A&M starting over amid 3-game losing streak

Texas A&M started 3-0 and the Aggies seemed headed in the right direction early in coach Mike Sherman’s second season.

Now that promise is gone.

But the Aggies lost their next two games and then got humiliated 62-14 at Kansas State on Saturday, a shockingly lopsided loss that raises questions about just how much progress the program has made.

A&M (3-3, 0-2 Big 12) was handed its worst defeat since a 77-0 thrashing against then-No. 1 Oklahoma late in the 2003 season. The Aggies collapsed in every phase:

-They gave away a season-high five turnovers, and Kansas State converted four into touchdowns. Quarterback Jerrod Johnson threw three interceptions after setting a Big 12 record with 225 passes without a pick this season.

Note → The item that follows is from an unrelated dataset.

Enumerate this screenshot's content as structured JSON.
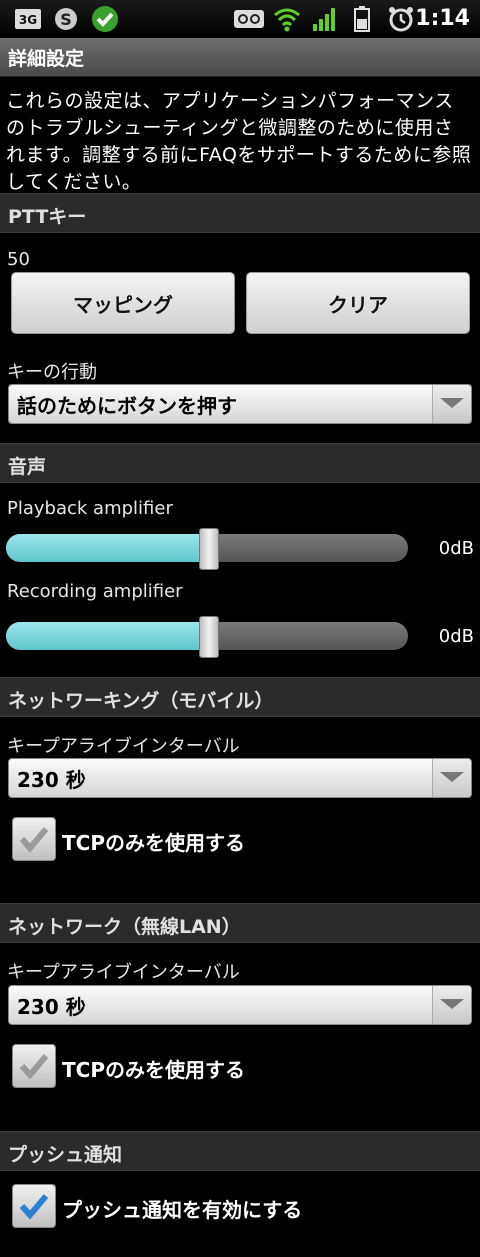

-The offensive line allowed six sacks, matching the combined total from the first four games. The Aggies finished with minus-13 rushing yards – the 51 yards gained were offset by 64 yards lost on Kansas State tackles behind the line.

-The defense gave up 232 rushing yards and six touchdowns on the ground. The Wildcats’ offense was ranked 75th in the nation coming into the game.

-Brandon Banks returned the second-half kickoff 97 yards for a touchdown and Kansas State started four other drives inside Texas A&M territory after short punts and sloppy coverage.

A shell-shocked Sherman had no explanation for why the Aggies played so poorly. He acknowledged on Monday that A&M is still short on talent at several positions, but he also said the team practiced well last week and seemed ready for the game.

“We never saw it coming,” Sherman said. “We had a great week of preparation, the kids were fired up about going and playing this ballgame, and it just hit us. We could never get it right.”

Kansas State led 17-0 after the first quarter and 38-0 at halftime. Senior guard Michael Shumard said as the score spun out of control, more Aggies started doing too much and making matters worse.

“It felt like the harder we tried, the further we fell,” he said. “Guys were trying to make plays, but when they would do something beyond what they were coached to do, we kind of got ourselves in trouble.”

Sherman led a sullen film session on Monday morning and pored over breakdowns in basic fundamentals – missed tackles, poor blocking and mental lapses.

The Aggies don’t have time to sulk. They play No. 21 Texas Tech (5-2, 2-1) on Saturday, a team that’s beaten them by an average of 33 points in the last three meetings in Lubbock.

Beyond comprising a game plan, Sherman said most of his job this week will be trying to restore his team’s confidence.

“I’m the captain of the ship, so to speak,” he said. “We’ve sprung a leak and we need to go fix it, and that’s my job. However I lead them this week will be how they’ll react to this loss. If I do a good job, I’ll lead them in the right direction.”

But the embarrassing loss was still lingering around the A&M football complex on Monday. Shumard got into a heated argument with another lineman about how they both played at Kansas State.

“It’s not like we’re panicking, or anything like that,” Shumard said. “We’re yelling at each other and telling each other to step up and we’re going to do this. You can’t do stuff like that because you don’t want to tear friendships up. But at the same time, we’ve got to win, so there has to be a balance.”

Sherman says the leaders of the team are still emerging and he’ll need them all this week to keep the Aggies together. Johnson, more soft-spoken than fiery, said the best thing for A&M to do now is to put Saturday’s performance out of their minds.

“I can’t exactly say what happened, we just didn’t click very well on offense,” Johnson said. “Things just seemed to snowball and it was one of those nights, one of those things that happened. I’m glad it’s in our past and now we’ve got to move forward.”

Sherman challenged his team to not allow the loss to become the pivotal moment of the season. The Aggies played well in stretches of their previous game, a 36-31 loss to No. 15 Oklahoma State, and they still have six Big 12 games remaining.

“The only thing you can do when you get something like this is try to teach them something,” Sherman said. “If they want this one game to define them or this season, then they’ll just lay down and take it. But if they want to rise above and meet this opportunity that adversity has created, then they can really do something special. That’s what I expect out of this team.”